An action inquiry into bullying, name calling and tolerance in a sheffield primary school
1997
Jenkinson, Ian
Sheffield Hallam University

Baden Road School was part of a Sheffield Project and results in 1992 indicated that bullying among pupils was getting worse. Unfortunately, bullying among pupils is usually covert and tends not to affect teachers in the same way that disruptive behaviour does. Despite the introduction of an anti-bullying policy little was done by the school to alter the trend. Curriculum has been at the forefront of planning and evaluation in school and the issue of bullying has failed to be reviewed. Teachers were already burdened trying to implement the 1991 National Curriculum orders when, with Government pressure to cut costs, the LEA closed a local primary school and class sizes increased by at least 10%. In the same year the junior school amalgamated with the infants to form Baden Road Primary School with a 3+ to 10+ age range and where the number more than doubled from 220 to over 500 pupils. In a second attempt to persuade the school that something must be done about bullying, case study was a useful way to collect more evidence. While experts cannot agree on a standard definition of bullying, as children are the real experts of what happens, the pupils at Baden Road School found the task easy providing a basis for other data about bullying to be analysed.
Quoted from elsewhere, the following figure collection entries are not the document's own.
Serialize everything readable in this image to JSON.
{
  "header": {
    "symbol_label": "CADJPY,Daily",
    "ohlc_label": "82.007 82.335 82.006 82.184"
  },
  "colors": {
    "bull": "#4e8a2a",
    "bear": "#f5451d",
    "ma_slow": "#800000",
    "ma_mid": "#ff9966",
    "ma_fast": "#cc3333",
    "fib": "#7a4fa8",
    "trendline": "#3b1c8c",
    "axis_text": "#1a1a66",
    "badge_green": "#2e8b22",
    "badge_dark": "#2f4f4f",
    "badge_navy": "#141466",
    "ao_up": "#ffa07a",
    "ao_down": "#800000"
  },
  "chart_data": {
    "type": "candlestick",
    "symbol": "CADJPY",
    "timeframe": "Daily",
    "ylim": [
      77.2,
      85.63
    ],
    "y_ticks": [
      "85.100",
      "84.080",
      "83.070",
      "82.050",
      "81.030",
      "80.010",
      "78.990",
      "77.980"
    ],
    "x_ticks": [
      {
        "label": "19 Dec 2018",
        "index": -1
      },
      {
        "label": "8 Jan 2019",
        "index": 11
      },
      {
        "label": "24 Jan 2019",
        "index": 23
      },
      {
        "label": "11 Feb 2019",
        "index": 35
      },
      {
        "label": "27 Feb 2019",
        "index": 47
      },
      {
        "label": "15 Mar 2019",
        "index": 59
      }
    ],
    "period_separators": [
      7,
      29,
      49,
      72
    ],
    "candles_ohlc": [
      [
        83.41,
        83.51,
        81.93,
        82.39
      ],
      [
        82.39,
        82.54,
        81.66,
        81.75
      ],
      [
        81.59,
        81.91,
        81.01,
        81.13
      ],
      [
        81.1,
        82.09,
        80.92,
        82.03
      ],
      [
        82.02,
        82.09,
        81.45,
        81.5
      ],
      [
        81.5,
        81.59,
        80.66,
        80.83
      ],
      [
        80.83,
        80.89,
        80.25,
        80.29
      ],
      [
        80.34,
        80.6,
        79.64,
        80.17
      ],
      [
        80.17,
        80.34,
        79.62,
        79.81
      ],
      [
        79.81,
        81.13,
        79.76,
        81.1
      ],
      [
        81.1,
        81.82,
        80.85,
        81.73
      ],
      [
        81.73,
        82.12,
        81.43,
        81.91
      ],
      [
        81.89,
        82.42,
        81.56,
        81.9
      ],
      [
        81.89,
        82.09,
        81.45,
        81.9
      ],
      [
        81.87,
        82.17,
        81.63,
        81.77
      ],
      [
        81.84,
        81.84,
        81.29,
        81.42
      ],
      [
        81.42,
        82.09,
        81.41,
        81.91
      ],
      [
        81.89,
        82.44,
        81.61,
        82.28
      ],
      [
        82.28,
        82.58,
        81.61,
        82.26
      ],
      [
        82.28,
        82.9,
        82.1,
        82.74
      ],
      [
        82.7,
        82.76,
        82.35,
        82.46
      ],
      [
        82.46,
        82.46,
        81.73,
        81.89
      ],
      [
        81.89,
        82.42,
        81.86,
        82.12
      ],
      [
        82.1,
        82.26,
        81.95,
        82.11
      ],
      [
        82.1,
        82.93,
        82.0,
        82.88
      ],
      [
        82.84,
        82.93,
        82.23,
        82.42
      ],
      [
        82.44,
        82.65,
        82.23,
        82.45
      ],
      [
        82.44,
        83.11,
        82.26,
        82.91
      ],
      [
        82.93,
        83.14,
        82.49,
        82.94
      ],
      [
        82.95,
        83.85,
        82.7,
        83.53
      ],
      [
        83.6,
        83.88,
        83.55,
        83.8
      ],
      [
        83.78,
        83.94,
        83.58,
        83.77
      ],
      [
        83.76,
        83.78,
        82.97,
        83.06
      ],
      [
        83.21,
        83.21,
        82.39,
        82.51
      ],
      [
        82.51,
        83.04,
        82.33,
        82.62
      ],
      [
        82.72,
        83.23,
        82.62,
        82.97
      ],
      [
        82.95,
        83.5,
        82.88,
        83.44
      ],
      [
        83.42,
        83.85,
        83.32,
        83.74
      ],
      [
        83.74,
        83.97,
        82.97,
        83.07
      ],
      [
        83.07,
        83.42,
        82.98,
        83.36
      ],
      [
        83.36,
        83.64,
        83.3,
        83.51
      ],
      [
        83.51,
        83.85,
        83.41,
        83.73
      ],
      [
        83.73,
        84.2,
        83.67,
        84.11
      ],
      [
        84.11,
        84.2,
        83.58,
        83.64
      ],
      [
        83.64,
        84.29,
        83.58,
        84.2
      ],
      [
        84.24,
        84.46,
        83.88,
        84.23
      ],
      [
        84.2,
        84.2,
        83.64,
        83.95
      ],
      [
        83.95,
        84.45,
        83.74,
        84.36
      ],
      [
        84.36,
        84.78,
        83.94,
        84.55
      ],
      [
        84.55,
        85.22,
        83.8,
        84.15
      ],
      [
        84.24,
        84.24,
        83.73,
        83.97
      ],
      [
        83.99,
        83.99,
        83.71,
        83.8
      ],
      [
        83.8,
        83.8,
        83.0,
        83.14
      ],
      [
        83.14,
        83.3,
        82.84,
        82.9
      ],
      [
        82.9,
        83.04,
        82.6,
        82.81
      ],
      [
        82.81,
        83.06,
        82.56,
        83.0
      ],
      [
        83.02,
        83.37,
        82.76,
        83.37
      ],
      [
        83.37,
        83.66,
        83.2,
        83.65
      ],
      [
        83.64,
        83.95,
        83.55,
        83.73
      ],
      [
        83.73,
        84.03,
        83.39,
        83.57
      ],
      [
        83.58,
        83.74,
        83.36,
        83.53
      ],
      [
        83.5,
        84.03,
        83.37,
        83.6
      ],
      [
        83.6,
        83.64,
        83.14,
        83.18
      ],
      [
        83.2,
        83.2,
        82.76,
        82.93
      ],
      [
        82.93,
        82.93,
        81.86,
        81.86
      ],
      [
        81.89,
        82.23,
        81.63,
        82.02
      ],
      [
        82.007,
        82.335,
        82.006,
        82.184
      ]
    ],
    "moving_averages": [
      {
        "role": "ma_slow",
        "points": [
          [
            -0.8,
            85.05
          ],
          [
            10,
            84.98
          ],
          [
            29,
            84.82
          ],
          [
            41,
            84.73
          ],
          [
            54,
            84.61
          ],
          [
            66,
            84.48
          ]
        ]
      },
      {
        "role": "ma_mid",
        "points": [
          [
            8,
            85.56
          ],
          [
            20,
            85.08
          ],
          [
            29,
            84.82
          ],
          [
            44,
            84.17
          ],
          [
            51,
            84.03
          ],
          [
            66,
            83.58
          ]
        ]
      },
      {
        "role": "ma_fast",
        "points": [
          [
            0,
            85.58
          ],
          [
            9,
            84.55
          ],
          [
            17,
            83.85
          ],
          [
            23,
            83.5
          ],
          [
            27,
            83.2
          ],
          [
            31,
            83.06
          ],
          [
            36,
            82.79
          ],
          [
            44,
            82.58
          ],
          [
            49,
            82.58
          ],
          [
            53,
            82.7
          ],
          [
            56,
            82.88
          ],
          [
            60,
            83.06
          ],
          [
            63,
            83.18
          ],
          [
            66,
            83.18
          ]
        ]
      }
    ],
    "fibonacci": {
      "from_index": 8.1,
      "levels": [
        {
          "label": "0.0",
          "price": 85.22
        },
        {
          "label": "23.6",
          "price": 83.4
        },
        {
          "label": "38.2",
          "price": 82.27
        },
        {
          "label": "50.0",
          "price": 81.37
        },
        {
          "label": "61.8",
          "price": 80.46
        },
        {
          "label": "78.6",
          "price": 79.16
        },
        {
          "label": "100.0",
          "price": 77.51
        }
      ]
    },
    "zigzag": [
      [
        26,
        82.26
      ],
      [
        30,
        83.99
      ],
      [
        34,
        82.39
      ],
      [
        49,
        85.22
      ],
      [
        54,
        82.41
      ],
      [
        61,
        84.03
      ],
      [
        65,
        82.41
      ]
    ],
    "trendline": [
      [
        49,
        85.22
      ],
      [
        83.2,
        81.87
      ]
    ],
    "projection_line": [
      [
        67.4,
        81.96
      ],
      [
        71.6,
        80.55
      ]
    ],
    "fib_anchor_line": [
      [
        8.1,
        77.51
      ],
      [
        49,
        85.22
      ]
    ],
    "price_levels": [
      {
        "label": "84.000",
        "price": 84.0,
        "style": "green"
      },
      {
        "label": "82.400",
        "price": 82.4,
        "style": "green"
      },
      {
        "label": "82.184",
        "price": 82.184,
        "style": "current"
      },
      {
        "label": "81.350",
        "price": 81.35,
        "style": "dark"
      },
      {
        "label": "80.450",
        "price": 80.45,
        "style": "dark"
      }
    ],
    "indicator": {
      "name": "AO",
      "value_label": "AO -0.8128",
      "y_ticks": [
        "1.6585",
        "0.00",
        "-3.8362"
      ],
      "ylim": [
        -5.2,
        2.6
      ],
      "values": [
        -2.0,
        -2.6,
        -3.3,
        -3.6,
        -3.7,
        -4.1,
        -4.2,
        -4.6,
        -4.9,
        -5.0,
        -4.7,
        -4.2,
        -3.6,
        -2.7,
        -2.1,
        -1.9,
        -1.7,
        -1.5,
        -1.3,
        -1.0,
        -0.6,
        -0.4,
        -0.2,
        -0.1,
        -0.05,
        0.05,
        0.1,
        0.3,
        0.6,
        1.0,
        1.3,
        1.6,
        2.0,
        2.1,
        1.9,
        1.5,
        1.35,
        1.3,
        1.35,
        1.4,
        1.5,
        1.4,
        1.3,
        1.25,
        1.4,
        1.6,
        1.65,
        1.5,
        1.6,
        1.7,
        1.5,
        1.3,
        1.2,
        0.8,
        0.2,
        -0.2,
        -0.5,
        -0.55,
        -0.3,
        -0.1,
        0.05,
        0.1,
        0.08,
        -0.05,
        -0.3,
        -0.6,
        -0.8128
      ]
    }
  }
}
The case study then gave rise to action research which examined closely appropriate preventative and interventionist methods. Name-calling emerged as the most common form of non-physical bullying in school. Language was found to be critical as a way by which children determine who is bullied and who is not and as a solution to bullying behaviour. While the language used by Baden Road pupils is not representative of any other school it served to demonstrate connections between teasing, bullying, toleration and their effect on pupils. A model hypothesis arose from the question of what determines offensive and tolerable name-calling. The evidence suggests that Baden Road School needs to change to planned routine ways of preventing bullying and intervening in the cases which develop. First though, teachers have to believe that the issue of bullying needs reviewing and evaluating. The success of this study is in the effect it has on facilitating any changes which will promote further awareness, a permanent anti-bullying ethos and better uniform ways victims and bullies are helped in school. Teacher support, as in any school, is critical to the degree of success or failure of this initiative.